Мою клаустрофобию долгое время смягчала подруга Данка. (Помню, как я изумилась, прочтя горьковского «Данко»: додуматься назвать мужчину женским именем, да еще и с неправильным окончанием!) Данка вечно бегала непричесанная, или с грязным школьным воротничком, или в туфле с оторванной пряжкой. Зато дома у нее было царское раздолье! Можно было запросто явиться туда в любое время, хоть сразу после школы, — никто у нее почему-то не спрашивал директорским голосом: «Дана! А как же уроки?!»; можно было залезть в гардероб и нарядиться в какое вздумается, хоть в черное панбархатное, мамино платье; разрешалось ей даже — неслыханная привилегия! ничем не заслуженное счастье! — приносить домой и кормить бездомных кошек!

Надо ли говорить, что я проводила у Данки все отведенное для прогулок время, а летом почти полный световой день?

И это ничем не омраченное блаженство продолжалось до тех самых пор, пока папу в очередной раз не перевели на новое место службы…

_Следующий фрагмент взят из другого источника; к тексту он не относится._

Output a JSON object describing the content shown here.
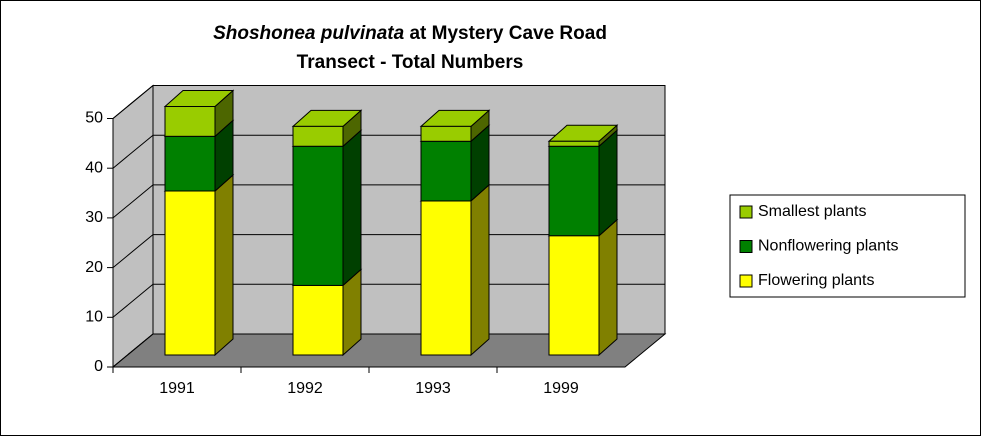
{
  "chart_data": {
    "type": "bar3d_stacked",
    "title_species": "Shoshonea pulvinata",
    "title_rest": "at Mystery Cave Road",
    "title_line2": "Transect - Total Numbers",
    "categories": [
      "1991",
      "1992",
      "1993",
      "1999"
    ],
    "series": [
      {
        "name": "Flowering plants",
        "color": "#ffff00",
        "side_color": "#808000",
        "values": [
          33,
          14,
          31,
          24
        ]
      },
      {
        "name": "Nonflowering plants",
        "color": "#008000",
        "side_color": "#004000",
        "values": [
          11,
          28,
          12,
          18
        ]
      },
      {
        "name": "Smallest plants",
        "color": "#99cc00",
        "side_color": "#4d6600",
        "values": [
          6,
          4,
          3,
          1
        ]
      }
    ],
    "ylim": [
      0,
      50
    ],
    "yticks": [
      0,
      10,
      20,
      30,
      40,
      50
    ],
    "grid": true,
    "legend": "right"
  }
}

После отъезда я стала копить деньги на поездку к ней в гости — ведь мы условились вечно дружить и переписываться, а когда вырастем, жить в одном городе, лучше всего в Москве, в соседних квартирах, где вместе с нами будут проживать, помимо красавцев мужей, по три кошки: персидской, сиамской породы и по одной обыкновенной полосатой, как Данкина Муся.

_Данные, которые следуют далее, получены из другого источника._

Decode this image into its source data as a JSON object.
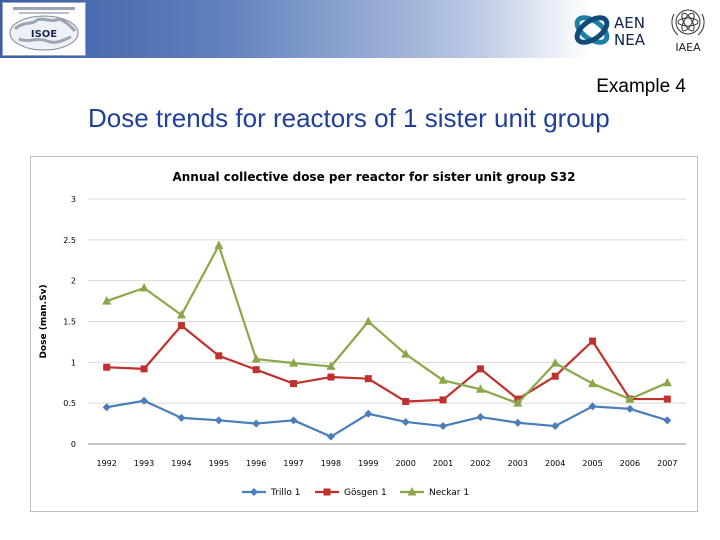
{
  "header": {
    "isoe_logo_text": "ISOE",
    "nea_logo_line1": "AEN",
    "nea_logo_line2": "NEA",
    "iaea_logo_text": "IAEA"
  },
  "slide": {
    "subtitle": "Example 4",
    "title": "Dose trends for reactors of 1 sister unit group"
  },
  "chart_data": {
    "type": "line",
    "title": "Annual collective dose per reactor for sister unit group S32",
    "xlabel": "",
    "ylabel": "Dose (man.Sv)",
    "ylim": [
      0,
      3
    ],
    "yticks": [
      0,
      0.5,
      1,
      1.5,
      2,
      2.5,
      3
    ],
    "ytick_labels": [
      "0",
      "0.5",
      "1",
      "1.5",
      "2",
      "2.5",
      "3"
    ],
    "grid": true,
    "legend_position": "bottom",
    "categories": [
      "1992",
      "1993",
      "1994",
      "1995",
      "1996",
      "1997",
      "1998",
      "1999",
      "2000",
      "2001",
      "2002",
      "2003",
      "2004",
      "2005",
      "2006",
      "2007"
    ],
    "series": [
      {
        "name": "Trillo 1",
        "color": "#4a7ebb",
        "marker": "diamond",
        "values": [
          0.45,
          0.53,
          0.32,
          0.29,
          0.25,
          0.29,
          0.09,
          0.37,
          0.27,
          0.22,
          0.33,
          0.26,
          0.22,
          0.46,
          0.43,
          0.29
        ]
      },
      {
        "name": "Gösgen 1",
        "color": "#c0302d",
        "marker": "square",
        "values": [
          0.94,
          0.92,
          1.45,
          1.08,
          0.91,
          0.74,
          0.82,
          0.8,
          0.52,
          0.54,
          0.92,
          0.55,
          0.83,
          1.26,
          0.55,
          0.55
        ]
      },
      {
        "name": "Neckar 1",
        "color": "#8aa84a",
        "marker": "triangle",
        "values": [
          1.75,
          1.91,
          1.58,
          2.43,
          1.04,
          0.99,
          0.95,
          1.5,
          1.1,
          0.78,
          0.67,
          0.5,
          0.99,
          0.74,
          0.55,
          0.75
        ]
      }
    ]
  }
}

Но Данка вероломно нарушила обещание! Она прислала мне всего лишь одно письмо, да и то какое-то дурацкое — с непонятными вопросами вроде «Как ты поживаешь?», «Как твое здоровье и четвертные оценки?». Сроду мы с ней не интересовались ни здоровьем, ни оценками друг друга! Похоже было, что письмо вообще писала не Данка, а какая-то незнакомая нудная тетка. Конечно, я в тот же день ответила ей и писала еще раз семь, подробно характеризуя новый город и класс и стараясь не упустить самое смешное и интересное.

Но напрасно, возвращаясь из школы, я бежала к почтовому ящику — первые недели со всех ног, потом — только увидев в нем что-то белое; и, наконец, своим обычным шагом, не сомневаясь, что светлые полоски в прорезях — это только свернутые в трубочку газеты…

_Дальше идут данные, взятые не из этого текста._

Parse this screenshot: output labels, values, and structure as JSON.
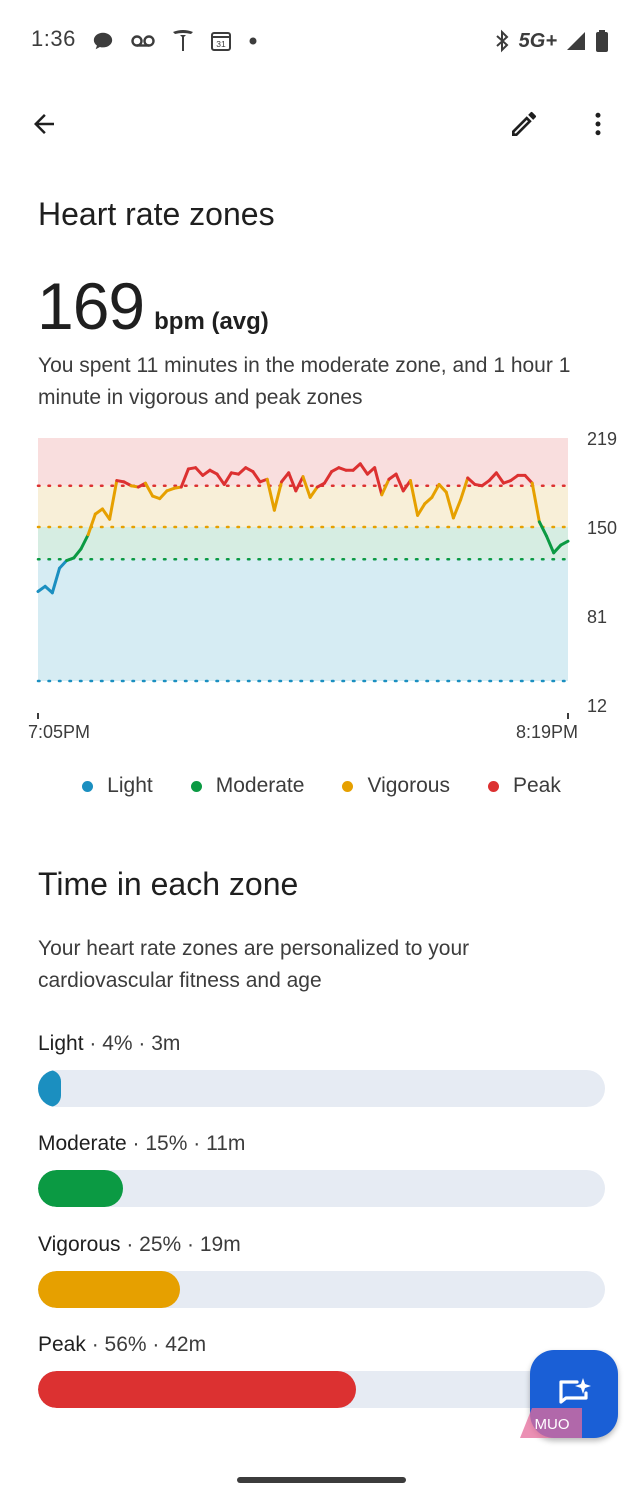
{
  "status_bar": {
    "time": "1:36",
    "left_icons": [
      "chat-bubble-icon",
      "voicemail-icon",
      "tesla-icon",
      "calendar-icon",
      "dot-icon"
    ],
    "calendar_day": "31",
    "network": "5G+",
    "right_icons": [
      "bluetooth-icon",
      "signal-icon",
      "battery-icon"
    ]
  },
  "app_bar": {
    "back_icon": "arrow-back-icon",
    "edit_icon": "pencil-icon",
    "more_icon": "more-vert-icon"
  },
  "header": {
    "title": "Heart rate zones",
    "avg_value": "169",
    "avg_unit": "bpm (avg)",
    "summary": "You spent 11 minutes in the moderate zone, and 1 hour 1 minute in vigorous and peak zones"
  },
  "colors": {
    "light": "#1b8fc0",
    "moderate": "#0b9a43",
    "vigorous": "#e6a000",
    "peak": "#dc3131",
    "light_bg": "#d6ecf3",
    "moderate_bg": "#d6ede2",
    "vigorous_bg": "#f8efd8",
    "peak_bg": "#f9dede",
    "track": "#e6ebf3",
    "fab": "#1a5fd6"
  },
  "chart_data": {
    "type": "line",
    "title": "",
    "xlabel": "",
    "ylabel": "",
    "y_ticks": [
      219,
      150,
      81,
      12
    ],
    "ylim": [
      12,
      219
    ],
    "x_ticks": [
      "7:05PM",
      "8:19PM"
    ],
    "zone_thresholds": {
      "moderate": 125,
      "vigorous": 150,
      "peak": 182
    },
    "grid": "dotted zone threshold lines",
    "series": [
      {
        "x": [
          0,
          1,
          2,
          3,
          4,
          5,
          6,
          7,
          8,
          9,
          10,
          11,
          12,
          13,
          14,
          15,
          16,
          17,
          18,
          19,
          20,
          21,
          22,
          23,
          24,
          25,
          26,
          27,
          28,
          29,
          30,
          31,
          32,
          33,
          34,
          35,
          36,
          37,
          38,
          39,
          40,
          41,
          42,
          43,
          44,
          45,
          46,
          47,
          48,
          49,
          50,
          51,
          52,
          53,
          54,
          55,
          56,
          57,
          58,
          59,
          60,
          61,
          62,
          63,
          64,
          65,
          66,
          67,
          68,
          69,
          70,
          71,
          72,
          73,
          74
        ],
        "y": [
          100,
          104,
          99,
          118,
          124,
          126,
          133,
          144,
          160,
          164,
          156,
          186,
          185,
          182,
          181,
          184,
          174,
          172,
          178,
          180,
          181,
          195,
          196,
          190,
          194,
          191,
          183,
          192,
          191,
          196,
          193,
          185,
          187,
          163,
          185,
          192,
          178,
          189,
          173,
          181,
          184,
          193,
          196,
          194,
          194,
          199,
          191,
          196,
          175,
          187,
          191,
          178,
          186,
          159,
          168,
          173,
          183,
          177,
          157,
          171,
          188,
          183,
          182,
          186,
          192,
          184,
          186,
          190,
          190,
          184,
          154,
          143,
          130,
          136,
          139
        ]
      }
    ],
    "legend": [
      "Light",
      "Moderate",
      "Vigorous",
      "Peak"
    ],
    "legend_position": "bottom"
  },
  "zones_section": {
    "title": "Time in each zone",
    "description": "Your heart rate zones are personalized to your cardiovascular fitness and age",
    "zones": [
      {
        "name": "Light",
        "detail": " · 4% · 3m",
        "fraction": 0.04
      },
      {
        "name": "Moderate",
        "detail": " · 15% · 11m",
        "fraction": 0.15
      },
      {
        "name": "Vigorous",
        "detail": " · 25% · 19m",
        "fraction": 0.25
      },
      {
        "name": "Peak",
        "detail": " · 56% · 42m",
        "fraction": 0.56
      }
    ]
  },
  "fab": {
    "icon": "chat-sparkle-icon"
  },
  "watermark": {
    "text": "MUO"
  }
}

Тогда-то, измучившись в ожидании, я и обнаружила еще один путь к свободе — путь самый доступный и при этом замаскированный не хуже, чем Штирлиц, киногерой моей юности, в сериале «Семнадцать мгновений весны».

Этот путь назывался — БИБЛИОТЕКА.

Между прочим, эта библиотека и сейчас на месте. Правда, я там не была лет тридцать — наша школа относится к другому микрорайону, и наши классы ходят на лекции и беседы в новое здание Центральной детской библиотеки. И между прочим, многие наши семиклассники весьма быстро и уверенно находят и заказывают книги по какому-то там компьютерному каталогу.

Неужто навсегда ушло то время, когда поиск книги был делом случая, интуиции и везения? И теперь уже никто не прирастает к книжным полкам, трепетно ощупывая один потертый корешок за другим? Никто не застывает на месте, раскрыв на середине незнакомый том и начисто выкинув из памяти классный час с политинформацией в двенадцать тридцать пять? И никто не вздрагивает от оклика библиотекарши: «На три художественные книги — одна познавательная!»?

Подсмотреть бы одним глазком: где-то сейчас НАШИ? Понятно, ТОГДА нам и в голову не приходило знакомиться; общались с книгами, и этого казалось достаточно. Но все-таки где же теперь та толстенькая девчонка в вечной длинной юбке? Где два брата-крепыша — младший покорно держал стопку книг, пока старший выбирал на двоих?

Но не те, не те, что приобрели ныне библиотеку всемирной литературы в количестве двухсот томов и втиснули ее в шкаф-модерн между сервантом и баром!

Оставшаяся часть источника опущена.